Il 19 e il 22 settembre sono previste due mobilitazioni indette da Cgil e sindacati di base a sostegno della popolazione palestinese. Coinvolti trasporti, logistica, scuole e università

Il primo appuntamento è quello di venerdì 19 settembre, promosso dalla Cgil. Il segretario generale Maurizio Landini ha precisato che i servizi pubblici essenziali – trasporti, sanità e scuola – non saranno coinvolti, soprattutto per ragioni legate ai termini di preavviso. Lo sciopero interesserà quindi i settori privati, con adesioni già confermate da Filt-Cgil, Fiom-Cgil e Filcams-Cgil. Particolarmente coinvolti saranno i lavoratori della logistica, delle società autostradali, del noleggio auto e dei porti, dove in alcuni casi l’astensione potrà durare fino a 24 ore. La Filcams ha anche invitato le imprese a sospendere i rapporti commerciali con aziende israeliane.
Molto più esteso lo sciopero di lunedì 22 settembre, proclamato dai sindacati di base Cub, Adl e Sgb. Si tratta di uno sciopero generale che toccherà sia il settore pubblico che quello privato. A essere maggiormente penalizzati saranno i trasporti pubblici, con possibili disagi dalle 21 di domenica 21 fino alle 20:59 del lunedì successivo. Pur garantendo le fasce orarie protette, si prevedono cancellazioni e ritardi. A rischio anche scuole, università, logistica e comparto marittimo.

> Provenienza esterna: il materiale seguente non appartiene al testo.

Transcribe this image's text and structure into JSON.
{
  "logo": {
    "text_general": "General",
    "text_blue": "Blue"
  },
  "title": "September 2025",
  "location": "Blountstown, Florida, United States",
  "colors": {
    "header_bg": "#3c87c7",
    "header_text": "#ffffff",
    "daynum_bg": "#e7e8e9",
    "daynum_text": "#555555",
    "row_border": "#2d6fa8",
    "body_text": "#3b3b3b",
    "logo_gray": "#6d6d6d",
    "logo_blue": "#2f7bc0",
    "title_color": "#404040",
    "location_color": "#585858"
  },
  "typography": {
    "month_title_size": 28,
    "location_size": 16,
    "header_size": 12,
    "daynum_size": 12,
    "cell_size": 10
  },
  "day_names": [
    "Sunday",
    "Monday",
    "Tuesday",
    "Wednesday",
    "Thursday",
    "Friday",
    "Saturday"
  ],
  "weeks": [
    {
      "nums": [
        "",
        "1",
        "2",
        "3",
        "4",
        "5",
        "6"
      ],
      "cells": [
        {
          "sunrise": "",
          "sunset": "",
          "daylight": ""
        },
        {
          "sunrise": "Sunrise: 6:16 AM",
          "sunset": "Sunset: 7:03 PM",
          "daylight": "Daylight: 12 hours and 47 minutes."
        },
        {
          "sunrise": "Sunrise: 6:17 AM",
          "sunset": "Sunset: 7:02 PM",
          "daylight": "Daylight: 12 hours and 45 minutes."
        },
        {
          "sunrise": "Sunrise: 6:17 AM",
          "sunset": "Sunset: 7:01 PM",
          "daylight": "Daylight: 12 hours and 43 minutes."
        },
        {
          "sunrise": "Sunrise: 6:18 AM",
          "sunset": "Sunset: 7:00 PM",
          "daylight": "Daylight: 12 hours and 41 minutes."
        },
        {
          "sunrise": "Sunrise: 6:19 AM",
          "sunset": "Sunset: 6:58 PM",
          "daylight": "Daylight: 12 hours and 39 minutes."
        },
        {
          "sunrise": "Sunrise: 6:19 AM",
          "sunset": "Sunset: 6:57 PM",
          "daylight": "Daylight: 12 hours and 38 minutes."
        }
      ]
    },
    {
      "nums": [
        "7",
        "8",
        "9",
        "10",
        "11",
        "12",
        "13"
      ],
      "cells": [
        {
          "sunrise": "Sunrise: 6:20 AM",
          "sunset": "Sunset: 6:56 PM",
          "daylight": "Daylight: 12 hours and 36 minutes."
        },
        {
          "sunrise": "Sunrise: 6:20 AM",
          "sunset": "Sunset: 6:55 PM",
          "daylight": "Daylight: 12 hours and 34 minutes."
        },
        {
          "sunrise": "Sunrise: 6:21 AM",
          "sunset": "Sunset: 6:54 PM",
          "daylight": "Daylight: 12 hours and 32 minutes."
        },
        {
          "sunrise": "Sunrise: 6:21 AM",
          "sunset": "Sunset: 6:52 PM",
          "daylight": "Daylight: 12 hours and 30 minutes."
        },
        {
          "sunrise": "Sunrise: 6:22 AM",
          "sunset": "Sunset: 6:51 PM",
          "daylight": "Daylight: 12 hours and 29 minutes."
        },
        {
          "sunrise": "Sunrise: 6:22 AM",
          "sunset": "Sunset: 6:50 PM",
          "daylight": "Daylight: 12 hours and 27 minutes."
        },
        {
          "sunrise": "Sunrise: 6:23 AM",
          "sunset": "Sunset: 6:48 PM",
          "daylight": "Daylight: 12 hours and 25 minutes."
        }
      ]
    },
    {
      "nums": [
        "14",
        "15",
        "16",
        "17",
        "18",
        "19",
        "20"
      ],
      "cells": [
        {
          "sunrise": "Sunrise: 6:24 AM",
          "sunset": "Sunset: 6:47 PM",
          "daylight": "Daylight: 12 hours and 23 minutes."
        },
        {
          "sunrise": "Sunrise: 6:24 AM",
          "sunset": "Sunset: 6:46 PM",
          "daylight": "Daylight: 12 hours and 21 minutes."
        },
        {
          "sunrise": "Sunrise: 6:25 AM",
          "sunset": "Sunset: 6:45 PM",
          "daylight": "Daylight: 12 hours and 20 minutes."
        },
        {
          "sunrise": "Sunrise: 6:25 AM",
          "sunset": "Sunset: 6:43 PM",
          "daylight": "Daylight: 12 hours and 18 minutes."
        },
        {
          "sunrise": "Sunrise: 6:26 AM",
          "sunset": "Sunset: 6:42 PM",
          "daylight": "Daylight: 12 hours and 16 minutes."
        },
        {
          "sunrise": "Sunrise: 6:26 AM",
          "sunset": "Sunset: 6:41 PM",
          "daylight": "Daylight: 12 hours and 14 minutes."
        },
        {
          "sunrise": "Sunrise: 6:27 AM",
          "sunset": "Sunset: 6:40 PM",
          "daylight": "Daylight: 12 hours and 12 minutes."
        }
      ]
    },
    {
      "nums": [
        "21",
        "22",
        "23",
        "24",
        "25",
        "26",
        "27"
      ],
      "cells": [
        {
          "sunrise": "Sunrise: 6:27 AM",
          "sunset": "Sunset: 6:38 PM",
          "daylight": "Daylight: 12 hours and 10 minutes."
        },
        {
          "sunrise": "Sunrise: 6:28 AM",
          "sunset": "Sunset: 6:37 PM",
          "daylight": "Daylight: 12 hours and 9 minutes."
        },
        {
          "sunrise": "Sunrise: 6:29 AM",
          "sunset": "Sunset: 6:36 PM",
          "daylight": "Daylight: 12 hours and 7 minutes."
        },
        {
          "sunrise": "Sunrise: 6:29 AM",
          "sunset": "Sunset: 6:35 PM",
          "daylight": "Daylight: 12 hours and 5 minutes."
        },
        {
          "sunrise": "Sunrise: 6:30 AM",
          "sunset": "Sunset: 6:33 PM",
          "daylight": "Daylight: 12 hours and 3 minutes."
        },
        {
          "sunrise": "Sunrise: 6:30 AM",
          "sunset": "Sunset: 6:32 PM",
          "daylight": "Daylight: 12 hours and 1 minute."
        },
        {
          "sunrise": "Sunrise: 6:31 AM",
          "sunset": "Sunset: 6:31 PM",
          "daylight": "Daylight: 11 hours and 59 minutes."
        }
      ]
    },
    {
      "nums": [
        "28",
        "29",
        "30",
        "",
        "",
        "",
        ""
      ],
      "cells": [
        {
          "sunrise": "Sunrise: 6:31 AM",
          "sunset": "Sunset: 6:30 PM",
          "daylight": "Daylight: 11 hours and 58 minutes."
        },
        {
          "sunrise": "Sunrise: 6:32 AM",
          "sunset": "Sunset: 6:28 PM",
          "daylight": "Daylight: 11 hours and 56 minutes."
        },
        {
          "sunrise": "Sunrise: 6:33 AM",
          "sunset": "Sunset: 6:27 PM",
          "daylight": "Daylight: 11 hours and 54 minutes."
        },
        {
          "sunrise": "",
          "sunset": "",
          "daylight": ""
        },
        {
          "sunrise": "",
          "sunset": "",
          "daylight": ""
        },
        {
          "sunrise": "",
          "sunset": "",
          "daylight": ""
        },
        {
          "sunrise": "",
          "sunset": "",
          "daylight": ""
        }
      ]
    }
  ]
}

Lo sciopero sostiene la missione umanitaria della Global Sumud Flotilla e chiede la protezione per i volontari coinvolti.
Il calendario delle mobilitazioni non si ferma a settembre. Il sindacato SI Cobas, pur non aderendo ufficialmente alla protesta del 22, ha invitato i propri iscritti a partecipare dove possibile. Il prossimo grande appuntamento sarà il 4 ottobre a Roma, con una manifestazione nazionale organizzata dai rappresentanti della comunità palestinese in Italia. Il 17 ottobre è invece previsto un nuovo sciopero generale, questa volta con un focus specifico: la denuncia dell’economia di guerra e delle sue ricadute sociali.